Praxisfragen beim Betrieb von Online-Terminkalendern
Die Frage, wie der Datenschutz im Kontext von Onlineterminsystemen (OTMS) zu werten ist, rückt zunehmend in den Fokus. Denn in einem Bereich, wo gegebenenfalls schon die Art des Termins eine sensible Information darstellt, ist sie nicht trivial: Ist Doctolib ein Sicherheitsrisiko? (Telepolis v. Aug 2021). Stiftung Warentest hatte sich der Einschätzung bereits Anfang 2021 aus Patientensicht angenommen: Arzttermin-Portale im Test: Ganz schön unsensibel.
Am 24. Mai 2022 hat der Berliner Beauftragte für Datenschutz und Informationsfreiheit ihren Jahresbericht 2021 veröffentlicht (~ Jahresbericht 2021 (PDF) | Seiten 92ff). Sieben Seiten sind dabei dem Thema ‚Online-Terminkalender‘ gewidmet – mit Fokus auf das Doctolib-System, da diesem in Berlin in 2021 ein großer Stellenwert bei der Impfterminkoordinierung zukam.
Allerdings stellt die Behörde auch einen allgemein und bundesweit gültigen Rahmen für die Nutzung von Drittsystemen zur Terminvereinbarung durch Arztpraxen auf:
- Arztpraxen sind und bleiben immer der Datenschutzletztverantwortliche.
- Wenn eine korrekte Auftragsdatenverarbeitungsvereinbarung (ADV) getroffen wurde, ist eine individuelle Patienteneinwilligung verzichtbar.
- Eine korrekte ADV enthält insbesondere auch Klauseln zur automatischen Löschung von Patientendaten (‚Der Zweck der Speicherung der Termindatenentfällt, sobald der Termin vergangen ist.‘)
- Kritischer und wegen des Datenzweckes grundsätzlich anders zu bewerten, sind Terminerinnerungsservices per Anruf oder SMS.
- Die Datenschutzfragen rund um die Onlineterminverwaltung sind so komplex, dass den Praxen grundsätzlich zur Inanspruchnahme versierter datenschutzrechtlicher Beratung geraten wird.
Wegen der offensichtlich häufigen Anfragen hat die Berliner Datenschutzbehörde zudem gesondert auch ein FAQ zur Terminverwaltung von Arztterminen auf seine Webseite gestellt.

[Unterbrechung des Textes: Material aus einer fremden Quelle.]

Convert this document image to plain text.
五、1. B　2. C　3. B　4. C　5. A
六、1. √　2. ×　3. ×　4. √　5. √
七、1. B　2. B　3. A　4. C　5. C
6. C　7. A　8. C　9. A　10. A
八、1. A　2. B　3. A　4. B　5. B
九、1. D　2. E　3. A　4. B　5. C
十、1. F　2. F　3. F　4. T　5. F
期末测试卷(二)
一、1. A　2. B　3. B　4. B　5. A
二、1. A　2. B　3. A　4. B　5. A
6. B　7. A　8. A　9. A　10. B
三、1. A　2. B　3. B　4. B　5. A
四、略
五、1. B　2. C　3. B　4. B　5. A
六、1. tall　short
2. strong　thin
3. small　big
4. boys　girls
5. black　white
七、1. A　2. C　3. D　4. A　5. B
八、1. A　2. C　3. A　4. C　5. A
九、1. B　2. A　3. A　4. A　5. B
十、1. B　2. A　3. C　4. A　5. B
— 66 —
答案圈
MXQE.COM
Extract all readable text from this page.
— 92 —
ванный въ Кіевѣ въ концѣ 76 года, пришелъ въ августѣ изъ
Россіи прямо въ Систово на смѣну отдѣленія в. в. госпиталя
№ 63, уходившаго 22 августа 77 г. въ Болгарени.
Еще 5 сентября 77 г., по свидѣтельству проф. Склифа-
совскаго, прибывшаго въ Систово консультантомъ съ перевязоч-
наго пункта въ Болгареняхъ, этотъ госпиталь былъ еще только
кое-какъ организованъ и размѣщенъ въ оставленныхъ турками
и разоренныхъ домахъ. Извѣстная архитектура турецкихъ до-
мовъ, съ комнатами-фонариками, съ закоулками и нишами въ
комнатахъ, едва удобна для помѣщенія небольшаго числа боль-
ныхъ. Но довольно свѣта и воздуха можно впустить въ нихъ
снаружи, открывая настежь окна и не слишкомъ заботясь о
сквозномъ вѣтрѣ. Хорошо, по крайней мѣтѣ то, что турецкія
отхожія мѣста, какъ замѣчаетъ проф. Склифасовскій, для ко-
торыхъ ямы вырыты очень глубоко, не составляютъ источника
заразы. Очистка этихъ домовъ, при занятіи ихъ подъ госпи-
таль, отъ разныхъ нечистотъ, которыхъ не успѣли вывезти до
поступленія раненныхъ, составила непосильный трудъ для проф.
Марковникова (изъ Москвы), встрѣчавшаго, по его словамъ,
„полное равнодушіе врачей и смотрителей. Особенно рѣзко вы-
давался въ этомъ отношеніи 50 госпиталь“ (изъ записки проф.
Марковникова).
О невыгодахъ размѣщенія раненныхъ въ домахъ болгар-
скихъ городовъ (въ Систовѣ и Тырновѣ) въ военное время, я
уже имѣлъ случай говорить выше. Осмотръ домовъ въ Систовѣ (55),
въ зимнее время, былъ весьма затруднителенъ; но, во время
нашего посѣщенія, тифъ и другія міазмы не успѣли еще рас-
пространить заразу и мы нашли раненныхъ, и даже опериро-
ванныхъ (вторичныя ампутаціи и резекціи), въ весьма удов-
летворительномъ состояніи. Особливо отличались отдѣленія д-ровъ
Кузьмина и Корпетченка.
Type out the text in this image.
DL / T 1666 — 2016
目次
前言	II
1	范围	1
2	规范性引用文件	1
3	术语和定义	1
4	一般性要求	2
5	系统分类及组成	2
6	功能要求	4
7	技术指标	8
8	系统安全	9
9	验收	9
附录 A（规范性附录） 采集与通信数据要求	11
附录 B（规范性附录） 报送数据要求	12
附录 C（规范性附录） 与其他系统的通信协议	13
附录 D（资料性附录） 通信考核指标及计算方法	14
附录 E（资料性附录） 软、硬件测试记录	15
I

Die Antwort auf die Frage ‚Ich bin Arzt/Ärztin und möchte in meiner Praxis eine Software eines Terminverwaltungs-Unternehmens einsetzen. Ist das datenschutzkonform möglich?‘ nimmt dabei den größten Raum ein. Den Datenschutz hatte auch die KV Hamburg im Oktober 2019 bereits aufgegriffen (~ zum KV-Journal | im PDF Seite 19) und war dabei einigermaßen skeptisch.
Online-Terminvergabe
Für und Wider im Alltags-Check
Ein digitales Terminmanagement (OTMS) wird in jeder fünften Praxis bereits genutzt – unter den größeren Praxen sogar in zwei von fünf – ergab Ende das 2021 Praxisbarometer Digitalisierung der KBV (~ mehr Details). Viel Luft nach oben, bedenkt man, dass von den beteiligten Praxen vor allem die Zeitersparnis bei den Mitarbeitern und die patientenseitige Möglichkeit der Terminkoordination rund um die Uhr benannt wird.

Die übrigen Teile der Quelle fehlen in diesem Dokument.